When I am climbing a technical route on a mountain this is roughly where my mind is at, mostly the next step. The number one cause of death in the mountains is "falling while climbing unroped". That's why I added the "perfectly" to the bottom of the pyramid, it is critical to me to do one move, one step at a time, perfectly, because Christina Castagna died in 2009 on Broad Peak because of one misstep on the way down. I don't want to repeat her experience.

I feel this perspective applies to most tasks in life. I can think about being a great runner, going to the world championships, the races I will run this fall and this summer, and the workout I need to do in the next few days and weeks, but I need to run today and get the most out of my workout, whatever that may be. Similarly, after articulating this thought, I think this is part of why I get so much done in most things that I do. Take one task, and finish it. We talked about this at Everest base camp this spring, the focus to do the next step is common among Everest attempters but within the world at large there does not always exist that drive, patience, and focus to do the next step. I am still working out what I think about that, but I think it's a big deal. In other words, how do we teach that direction to work on the next step?

Focus on the Next Step, the Next 10 Steps, and the Big Picture
A fair amount of time is spent looking about 10 steps further. I refer to it as micro-route finding. You have to prepare for any upcoming obstables or challenges that may cause you to change the style of climbing, perhaps from flat footing to front pointing. You are constantly monitoring the need for water and food, the risk of avalanche, and upcoming terrain changes, but certainly not as much as doing the next step perfectly. Often times, even on very big mountains, the hardest part boils down to a 20 foot section of the route. Up to camp 3 on Broad Peak there was basically only one steep 75 degree slope for about 20 feet just above camp 2 around 6400 meters. Otherwise the route was pretty easy. (Okay, there is a steep step at 6150 meters just before camp 2 and another at 6900 meters, but those two aren't quite as steep maybe 60-70 degrees.) Same for the Casual Route on Longs Peak, one hard pitch of 5.9 to unprotected squeeze chimney to 5.10a, otherwise basically 5.8.

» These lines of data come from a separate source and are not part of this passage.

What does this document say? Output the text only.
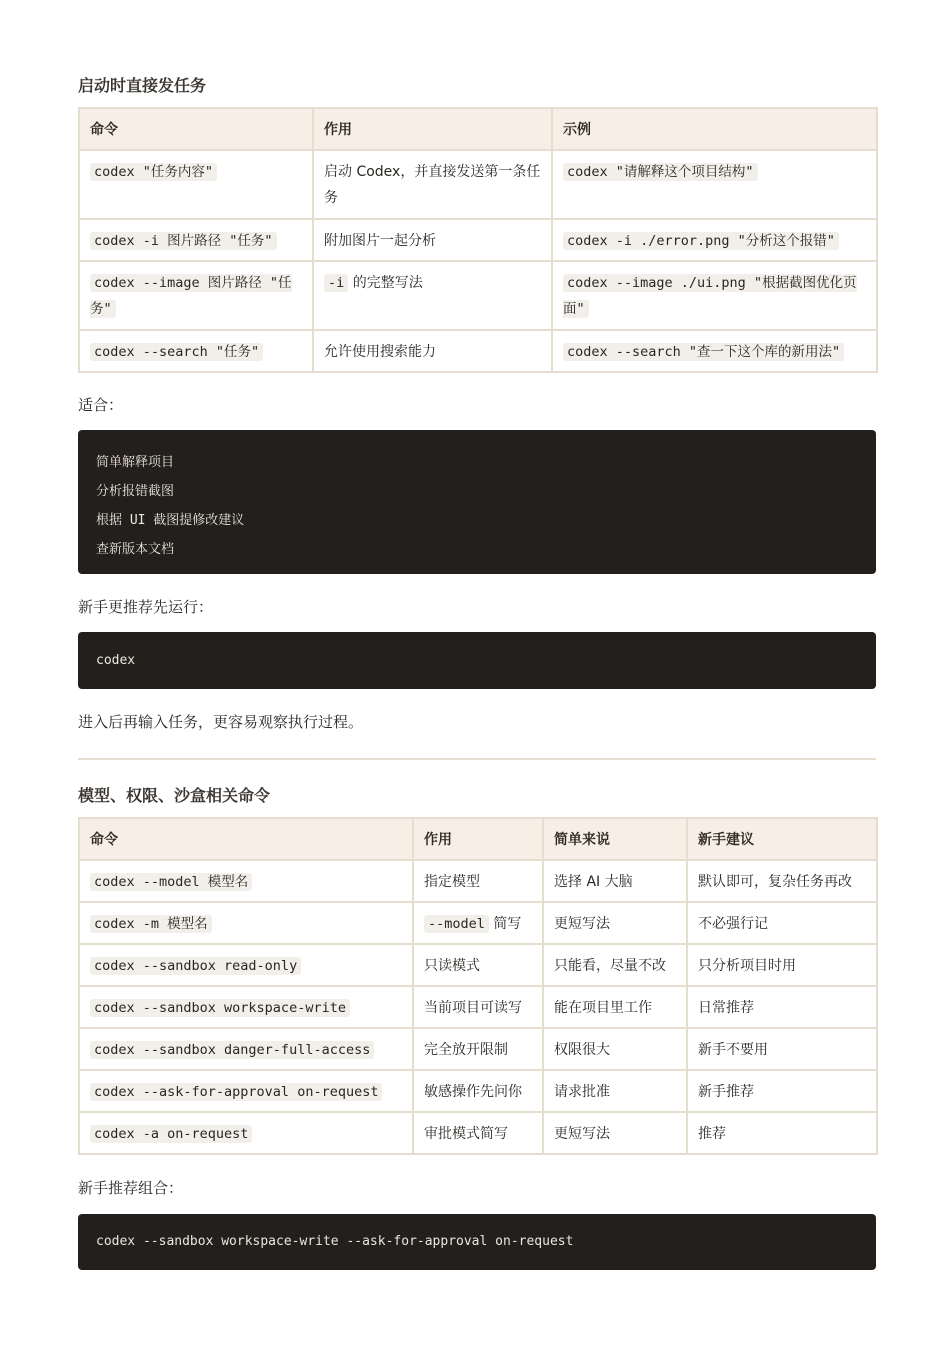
启动时直接发任务
命令	作用	示例
codex "任务内容"	启动 Codex，并直接发送第一条任务	codex "请解释这个项目结构"
codex -i 图片路径 "任务"	附加图片一起分析	codex -i ./error.png "分析这个报错"
codex --image 图片路径 "任务"	-i 的完整写法	codex --image ./ui.png "根据截图优化页面"
codex --search "任务"	允许使用搜索能力	codex --search "查一下这个库的新用法"

适合：

简单解释项目
分析报错截图
根据 UI 截图提修改建议
查新版本文档

新手更推荐先运行：

codex

进入后再输入任务，更容易观察执行过程。

模型、权限、沙盒相关命令
命令	作用	简单来说	新手建议
codex --model 模型名	指定模型	选择 AI 大脑	默认即可，复杂任务再改
codex -m 模型名	--model 简写	更短写法	不必强行记
codex --sandbox read-only	只读模式	只能看，尽量不改	只分析项目时用
codex --sandbox workspace-write	当前项目可读写	能在项目里工作	日常推荐
codex --sandbox danger-full-access	完全放开限制	权限很大	新手不要用
codex --ask-for-approval on-request	敏感操作先问你	请求批准	新手推荐
codex -a on-request	审批模式简写	更短写法	推荐

新手推荐组合：

codex --sandbox workspace-write --ask-for-approval on-request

A relatiely small portion of time is spent thinking about the big picture. That's the fun part to think about. That's the part people think about the most when I am talking about climbing. Yet when actually climbing, precious little time is spent worrying about the summit, the overall logistics, or the sacrifices and opportunity costs to get there. It's still an important part, but on a percent of time thought about the big picture during climbing basis, it only marginally factors into the climbing.